9. Chair nominations: do you believe co-arbitrators should consult with the parties who appointed them before proposing names for a chair to the other coarbitrator?
DCT answer: 3 (it depends). I’m not opposed to this in principle, but the party-appointed arbitrators might be required to be neutral, in which case such consultations might be problematic.
10. Arbitrator interviews: are you available to be interviewed by the parties before being appointed (in accordance, for example, with the Guidelines for Arbitrator Interviews published by the Chartered Institute of Arbitrators)?
DCT answer: 1 (always). I’m happy to be interviewed “off the meter” for a reasonable period of time by parties looking for an arbitrator.
11. Arbitrator interviews: if you are appointed as a coarbitrator, do you think parties should interview a prospective chair that you and the other co-arbitrator have identified, before agreeing [to] the appointment?
DCT answer: 3 (it depends). I’d hope that the parties would take into account the recommendation of the “wing” arbitrators in appointing the panel chair, but I can’t imagine that I’d ever decline to serve as a wing arbitrator solely because the parties appointed a chair who hadn’t been recommended by the wings.
12. Counsel misconduct: for a counsel that has engaged in misconduct, do you generally take steps while the proceedings are underway, or include consideration of the misconduct in a subsequent award of costs, or do you believe it is not within the responsibility of the arbitral tribunal? (choose only one)
(a) Discipline during proceedings, immediately when misconduct occurs
(b) Discipline both during proceedings and in subsequent award on costs
(c) Take misconduct into consideration in cost award
(d) Do not believe counsel misconduct is responsibility of the tribunal
DCT answer: (b). Fortunately, I haven’t encountered counsel misconduct that was serious enough to require discipline. If I did, I expect that I’d proceed more or less as follows:
(a) During the proceedings, I’d impose tailored discipline, which in some cases might including an immediate award of relevant costs; and
(b) Later, if awarding costs for the entire case, I’d take the misconduct into account as appropriate;
(c) I’d always focus on keeping the proceedings on track while remaining fair to both parties (and always after notice and opportunity to be heard).
13. Costs: do you believe it is appropriate for a party to recover all of its reasonable costs (including counsel fees) if it has prevailed on its claims or defenses?
DCT answer: 2 (sometimes).
(a) I’m not opposed to awarding a party all of its costs if permitted by the parties’ agreement, including the agreed arbitration rules.
(b) Absent an agreement otherwise, I would expect that a party seeking its costs would provide reasonable supporting documentation, for example in accordance with traditional American practice.
(c) If the parties’ agreement gave me any flexibility, I’d normally consider the circumstances, including for example the difficulties and uncertainties of the issues presented and the parties’ conduct during the case.

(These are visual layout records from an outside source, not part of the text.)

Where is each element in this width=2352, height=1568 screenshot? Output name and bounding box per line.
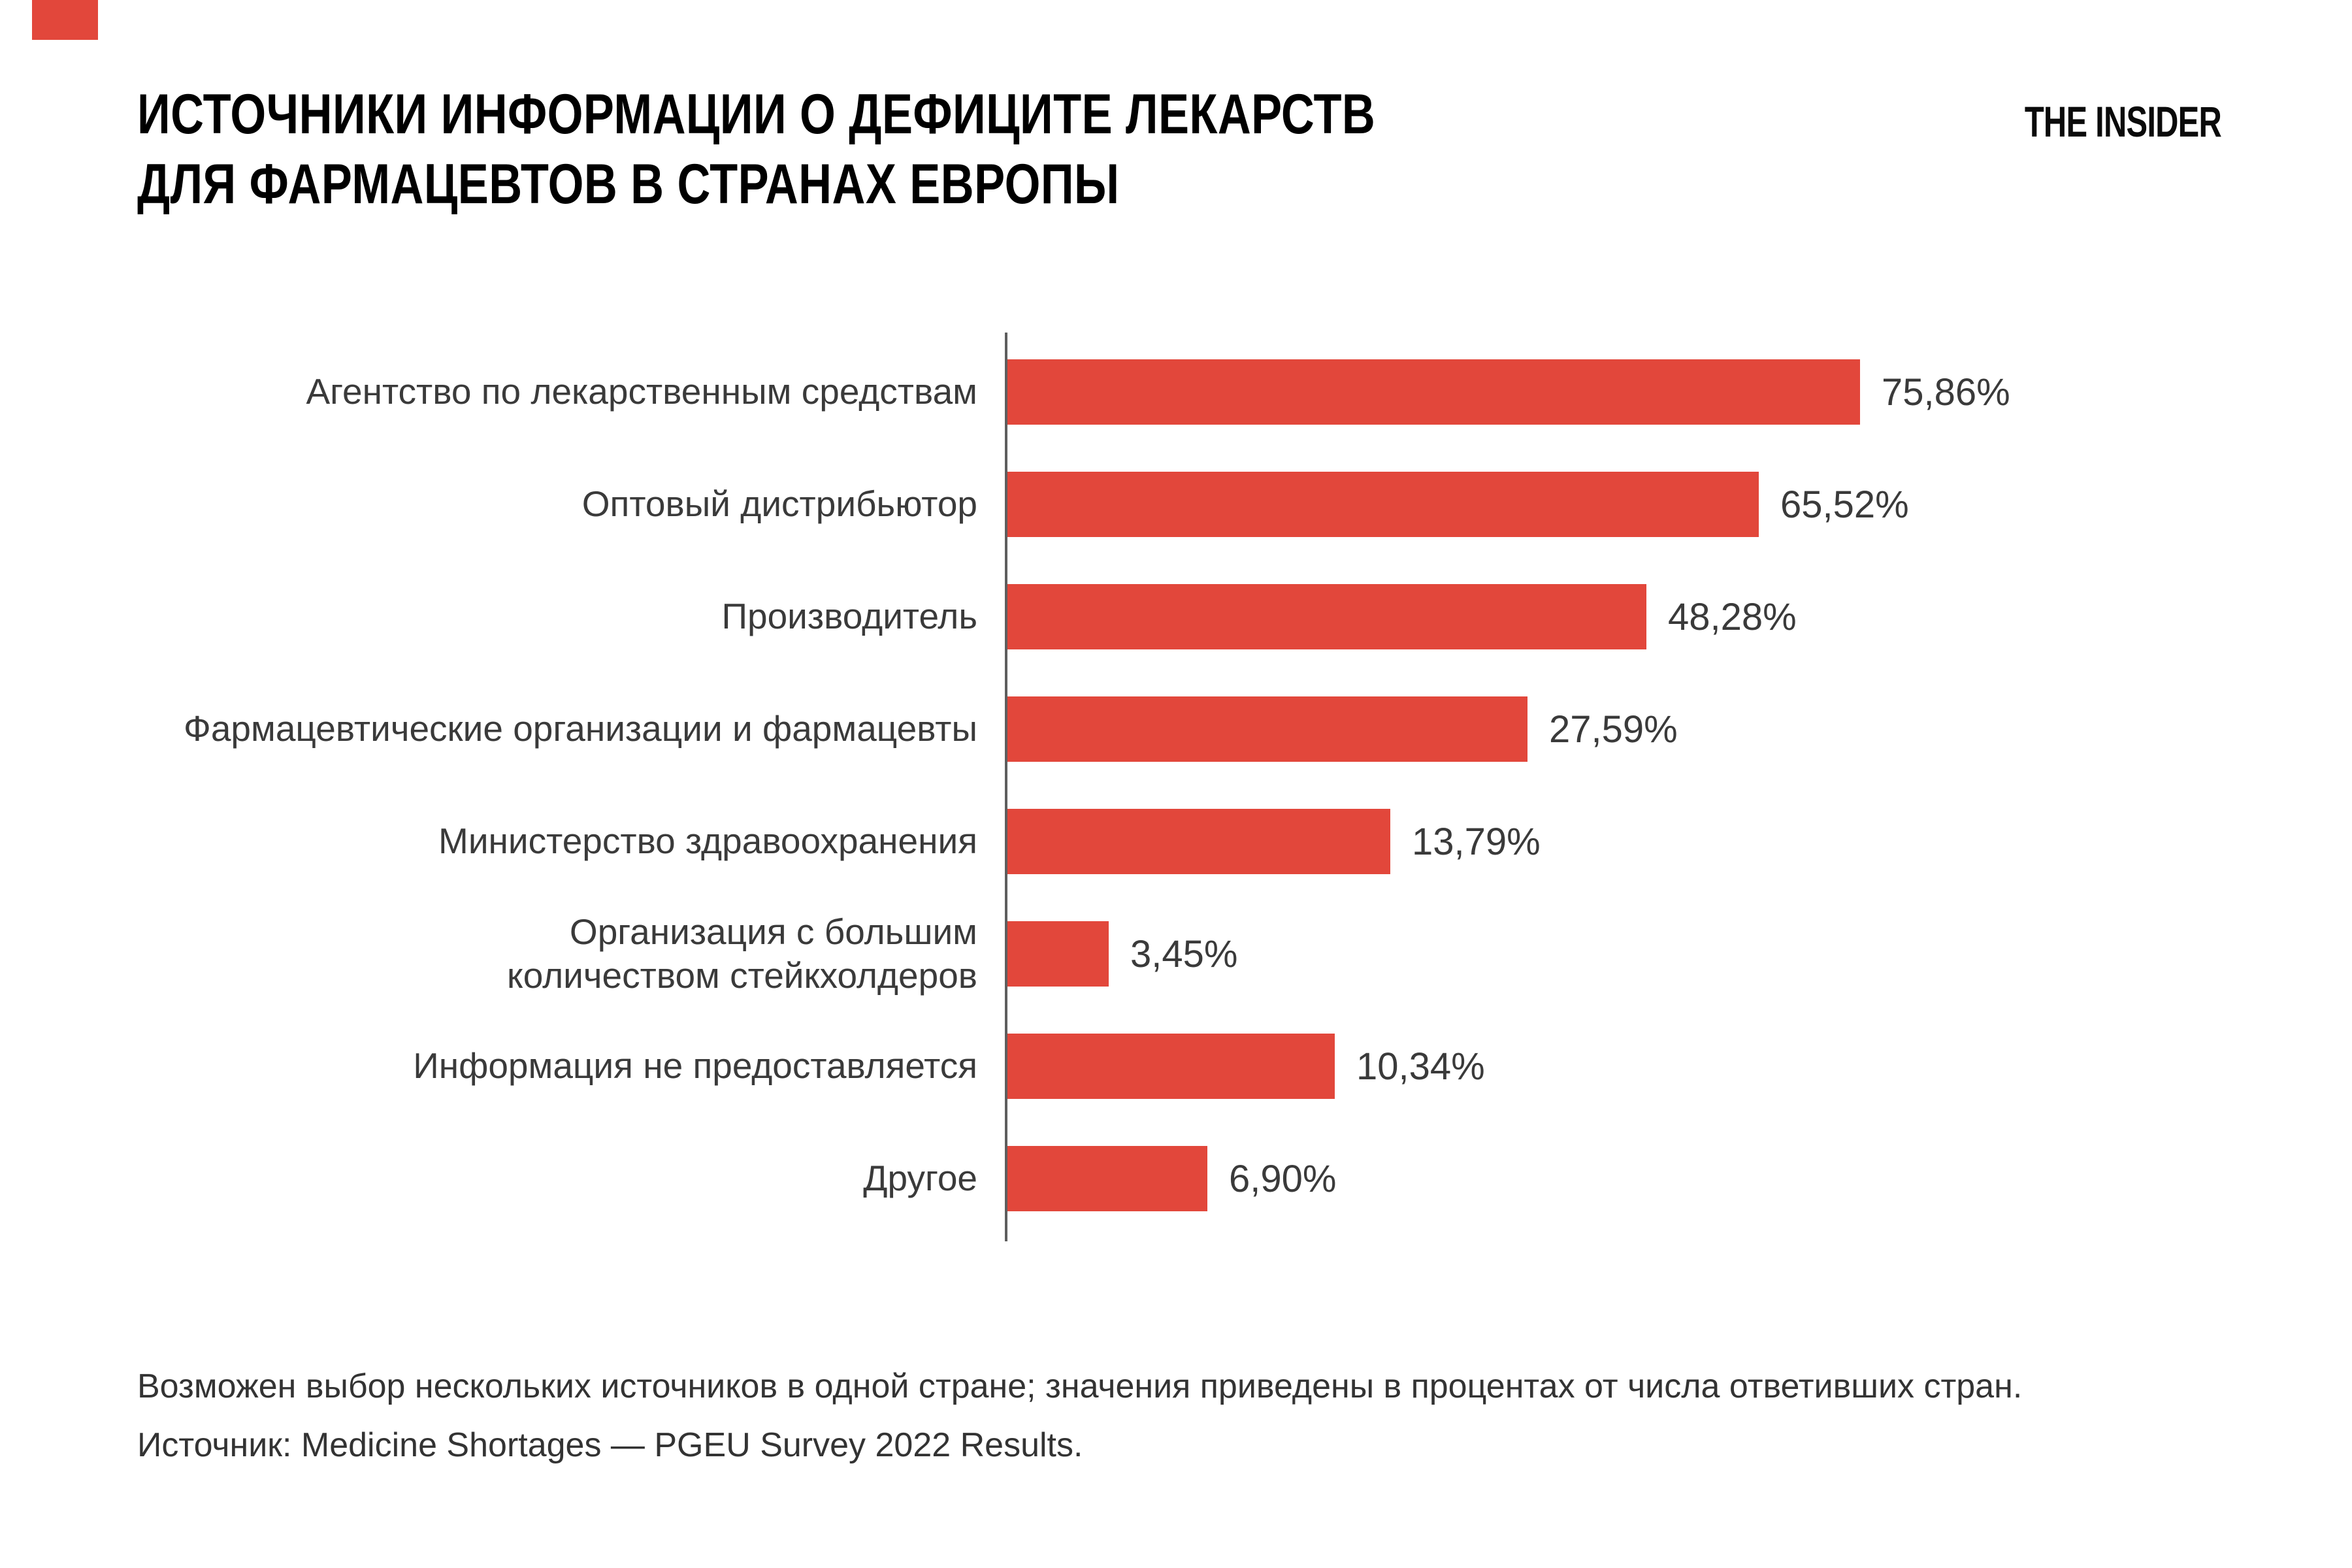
bar-row: Оптовый дистрибьютор 65,52% <box>137 448 2228 561</box>
bar <box>1007 696 1527 762</box>
the-insider-logo: THE INSIDER <box>2024 97 2222 146</box>
chart-rows: Агентство по лекарственным средствам 75,8… <box>137 336 2228 1235</box>
bar-category-label: Агентство по лекарственным средствам <box>306 371 977 412</box>
bar <box>1007 1034 1335 1099</box>
bar <box>1007 809 1390 874</box>
bar-row: Фармацевтические организации и фармацевт… <box>137 673 2228 785</box>
bar-row: Агентство по лекарственным средствам 75,8… <box>137 336 2228 448</box>
chart-axis-line <box>1005 333 1007 1241</box>
page-title: ИСТОЧНИКИ ИНФОРМАЦИИ О ДЕФИЦИТЕ ЛЕКАРСТВ… <box>137 80 1375 220</box>
bar-value-label: 10,34% <box>1356 1045 1485 1088</box>
page-title-line1: ИСТОЧНИКИ ИНФОРМАЦИИ О ДЕФИЦИТЕ ЛЕКАРСТВ <box>137 83 1376 146</box>
bar-category-label: Министерство здравоохранения <box>438 821 977 862</box>
chart-source: Источник: Medicine Shortages — PGEU Surv… <box>137 1426 1083 1464</box>
bar-row: Другое 6,90% <box>137 1122 2228 1235</box>
bar <box>1007 921 1109 987</box>
bar <box>1007 359 1860 425</box>
bar-value-label: 6,90% <box>1229 1157 1337 1200</box>
bar-category-label: Информация не предоставляется <box>413 1045 977 1086</box>
bar-row: Производитель 48,28% <box>137 561 2228 673</box>
bar-row: Информация не предоставляется 10,34% <box>137 1010 2228 1122</box>
bar-value-label: 65,52% <box>1780 483 1909 526</box>
bar-category-label: Оптовый дистрибьютор <box>581 483 977 525</box>
bar <box>1007 472 1759 537</box>
bar-row: Министерство здравоохранения 13,79% <box>137 785 2228 898</box>
bar-category-label: Фармацевтические организации и фармацевт… <box>184 708 977 749</box>
bar-category-label: Другое <box>863 1158 977 1199</box>
bar-value-label: 75,86% <box>1882 370 2010 414</box>
page-title-line2: ДЛЯ ФАРМАЦЕВТОВ В СТРАНАХ ЕВРОПЫ <box>137 153 1120 216</box>
bar-value-label: 48,28% <box>1668 595 1797 638</box>
bar-value-label: 3,45% <box>1130 932 1238 975</box>
bar <box>1007 1146 1207 1211</box>
bar-row: Организация с большим количеством стейкх… <box>137 898 2228 1010</box>
bar <box>1007 584 1646 649</box>
bar-category-label: Производитель <box>721 596 977 637</box>
chart-footnote: Возможен выбор нескольких источников в о… <box>137 1367 2023 1405</box>
bar-value-label: 27,59% <box>1549 708 1678 751</box>
brand-corner-mark <box>32 0 98 40</box>
bar-category-label: Организация с большим количеством стейкх… <box>507 911 977 996</box>
bar-value-label: 13,79% <box>1412 820 1541 863</box>
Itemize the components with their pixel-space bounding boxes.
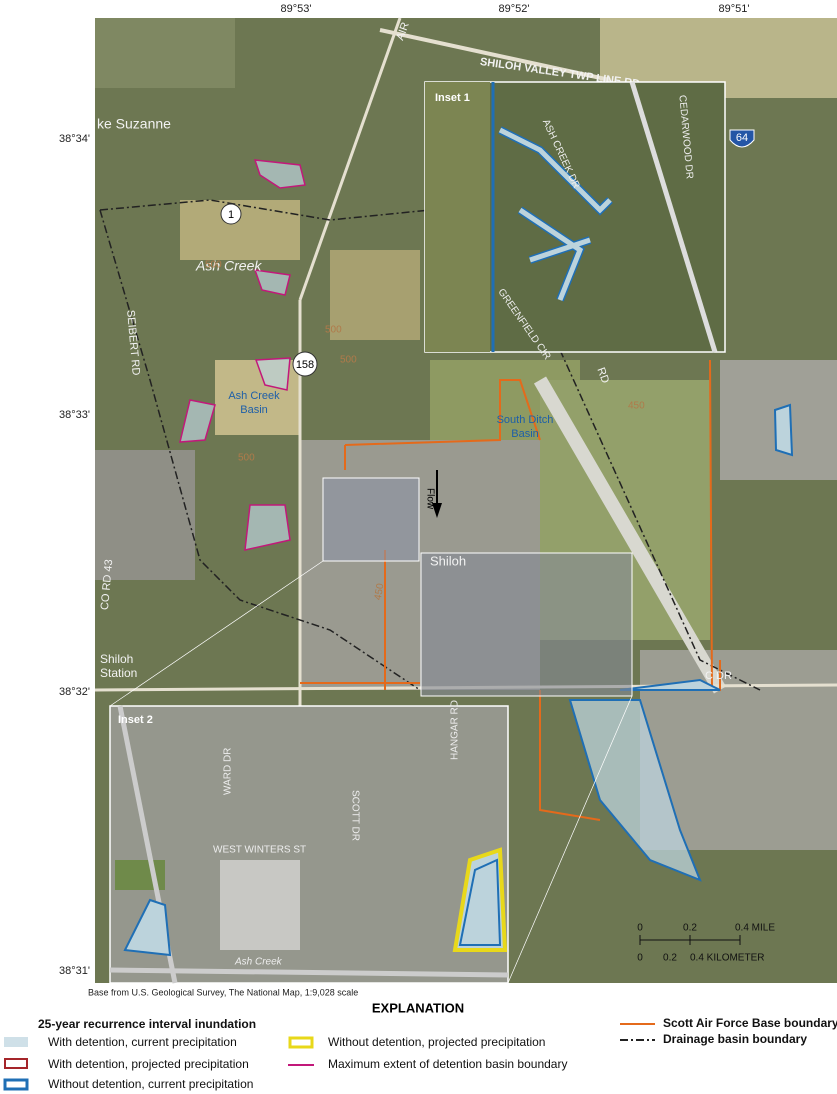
scale-label: 0.4 KILOMETER bbox=[690, 953, 764, 964]
credit: Base from U.S. Geological Survey, The Na… bbox=[88, 987, 358, 997]
longitude-label: 89°52' bbox=[499, 3, 530, 15]
scale-label: 0.2 bbox=[683, 923, 697, 934]
drainage-boundary bbox=[99, 209, 421, 691]
inundation-area bbox=[123, 898, 172, 957]
place-label: ke Suzanne bbox=[97, 116, 171, 132]
basin-label: Ash Creek bbox=[228, 390, 280, 402]
inundation-area bbox=[498, 127, 612, 301]
route-shield bbox=[292, 351, 318, 377]
road-label: C DR bbox=[705, 670, 732, 682]
legend-title: EXPLANATION bbox=[372, 1000, 464, 1015]
inset-2-extent bbox=[420, 552, 633, 697]
latitude-label: 38°33' bbox=[59, 409, 90, 421]
inset-2: Inset 2 WARD DR SCOTT DR HANGAR RD WEST … bbox=[109, 700, 509, 984]
legend-swatch bbox=[4, 1037, 28, 1047]
detention-basin bbox=[253, 159, 306, 189]
contour-label: 450 bbox=[373, 582, 387, 601]
drainage-boundary bbox=[559, 349, 761, 691]
inundation-area bbox=[568, 699, 702, 882]
detention-basin bbox=[253, 269, 291, 296]
leader-line bbox=[109, 560, 324, 707]
basin-label: Basin bbox=[511, 428, 539, 440]
inundation-area bbox=[619, 678, 721, 691]
place-label: Shiloh bbox=[100, 652, 133, 666]
scale-label: 0 bbox=[637, 953, 643, 964]
legend-label: With detention, projected precipitation bbox=[48, 1057, 249, 1071]
inundation-area bbox=[452, 847, 508, 952]
route-label: 64 bbox=[736, 132, 748, 144]
water-label: Ash Creek bbox=[195, 258, 262, 274]
road bbox=[629, 81, 718, 353]
road bbox=[298, 17, 402, 301]
inundation-area bbox=[773, 403, 794, 457]
road-label: RD bbox=[594, 366, 611, 385]
interstate-shield bbox=[729, 129, 755, 148]
legend-swatch bbox=[4, 1058, 28, 1069]
road-label: AIR bbox=[394, 21, 412, 42]
contour-label: 500 bbox=[340, 355, 357, 366]
latitude-label: 38°34' bbox=[59, 133, 90, 145]
basin-label: Basin bbox=[240, 404, 268, 416]
route-shield bbox=[220, 203, 242, 225]
inset-title: Inset 1 bbox=[435, 92, 470, 104]
field bbox=[95, 18, 235, 88]
legend-label: Without detention, current precipitation bbox=[48, 1077, 253, 1091]
route-label: 1 bbox=[228, 209, 234, 221]
street-label: HANGAR RD bbox=[450, 700, 461, 760]
detention-basin bbox=[254, 357, 291, 391]
legend-swatch bbox=[288, 1036, 314, 1049]
detention-basin bbox=[179, 399, 216, 443]
inset-frame bbox=[109, 705, 509, 984]
scale-bar: 0 0.2 0.4 MILE 0 0.2 0.4 KILOMETER bbox=[637, 923, 775, 964]
longitude-label: 89°51' bbox=[719, 3, 750, 15]
urban-area bbox=[95, 450, 195, 580]
inset-title: Inset 2 bbox=[118, 714, 153, 726]
road-label: CO RD 43 bbox=[99, 559, 115, 611]
route-label: 158 bbox=[296, 359, 314, 371]
place-label: Shiloh bbox=[430, 553, 466, 568]
contour-label: 450 bbox=[628, 401, 645, 412]
street-label: WEST WINTERS ST bbox=[213, 845, 306, 856]
inset-2-extent bbox=[322, 477, 420, 562]
scale-label: 0.2 bbox=[663, 953, 677, 964]
flow-arrow bbox=[432, 503, 442, 518]
inset-1: Inset 1 ASH CREEK DR CEDARWOOD DR GREENF… bbox=[424, 81, 726, 362]
legend-label: Maximum extent of detention basin bounda… bbox=[328, 1057, 567, 1071]
detention-basin bbox=[244, 504, 291, 551]
legend-swatch bbox=[3, 1078, 29, 1091]
road-label: SEIBERT RD bbox=[124, 309, 142, 375]
road bbox=[109, 967, 509, 978]
afb-boundary bbox=[300, 379, 601, 821]
scale-label: 0 bbox=[637, 923, 643, 934]
place-label: Station bbox=[100, 666, 137, 680]
flow-label: Flow bbox=[424, 488, 435, 510]
leader-line bbox=[507, 695, 633, 984]
legend-label: Scott Air Force Base boundary bbox=[663, 1016, 837, 1030]
contour-label: 500 bbox=[205, 260, 222, 271]
field bbox=[330, 250, 420, 340]
legend-label: Without detention, projected precipitati… bbox=[328, 1035, 545, 1049]
latitude-label: 38°32' bbox=[59, 686, 90, 698]
drainage-boundary bbox=[99, 199, 431, 221]
legend-label: With detention, current precipitation bbox=[48, 1035, 237, 1049]
latitude-label: 38°31' bbox=[59, 965, 90, 977]
contour-label: 500 bbox=[238, 453, 255, 464]
legend-group-title: 25-year recurrence interval inundation bbox=[38, 1017, 256, 1031]
inundation-area bbox=[458, 858, 502, 946]
building bbox=[220, 860, 300, 950]
contour-label: 500 bbox=[325, 325, 342, 336]
water-label: Ash Creek bbox=[234, 957, 283, 968]
field bbox=[425, 82, 490, 352]
longitude-label: 89°53' bbox=[281, 3, 312, 15]
basin-label: South Ditch bbox=[497, 414, 554, 426]
road bbox=[379, 28, 611, 82]
legend-label: Drainage basin boundary bbox=[663, 1032, 807, 1046]
scale-label: 0.4 MILE bbox=[735, 923, 775, 934]
street-label: SCOTT DR bbox=[349, 790, 360, 841]
street-label: WARD DR bbox=[223, 748, 234, 795]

14. Costs: do you believe it is appropriate for a party to recover the reasonable costs of any in-house counsel who conducted or assisted the party’s conduct of the arbitration?
DCT answer: 2 (sometimes). See #13 above. Where in-house counsel serve as lead- or assisting counsel, their costs should be treated in the same way as if they were outside counsel.
15. Do you view yourself as conducting proceedings more in the style of the common law, the civil law, or no preference / depends on situation?
DCT response: 4 (more civil than common law).
(a) I’m comfortable conducting arbitration proceedings in the common-law tradition, in which I was trained and in which I practice.
(b) In my view, though, the goals of arbitration might be better served, in some respects, by what I understand to be some of the practices used in civil-law jurisdictions. This stems from my view that, to the extent practicable, an arbitration should be managed as a business matter.
In my view, an arbitration proceeding should be managed as an expedited, joint business project whose “deliverables” are the final evidentiary record and the final award. Please see the arbitration procedures document for some specific preferences of mine.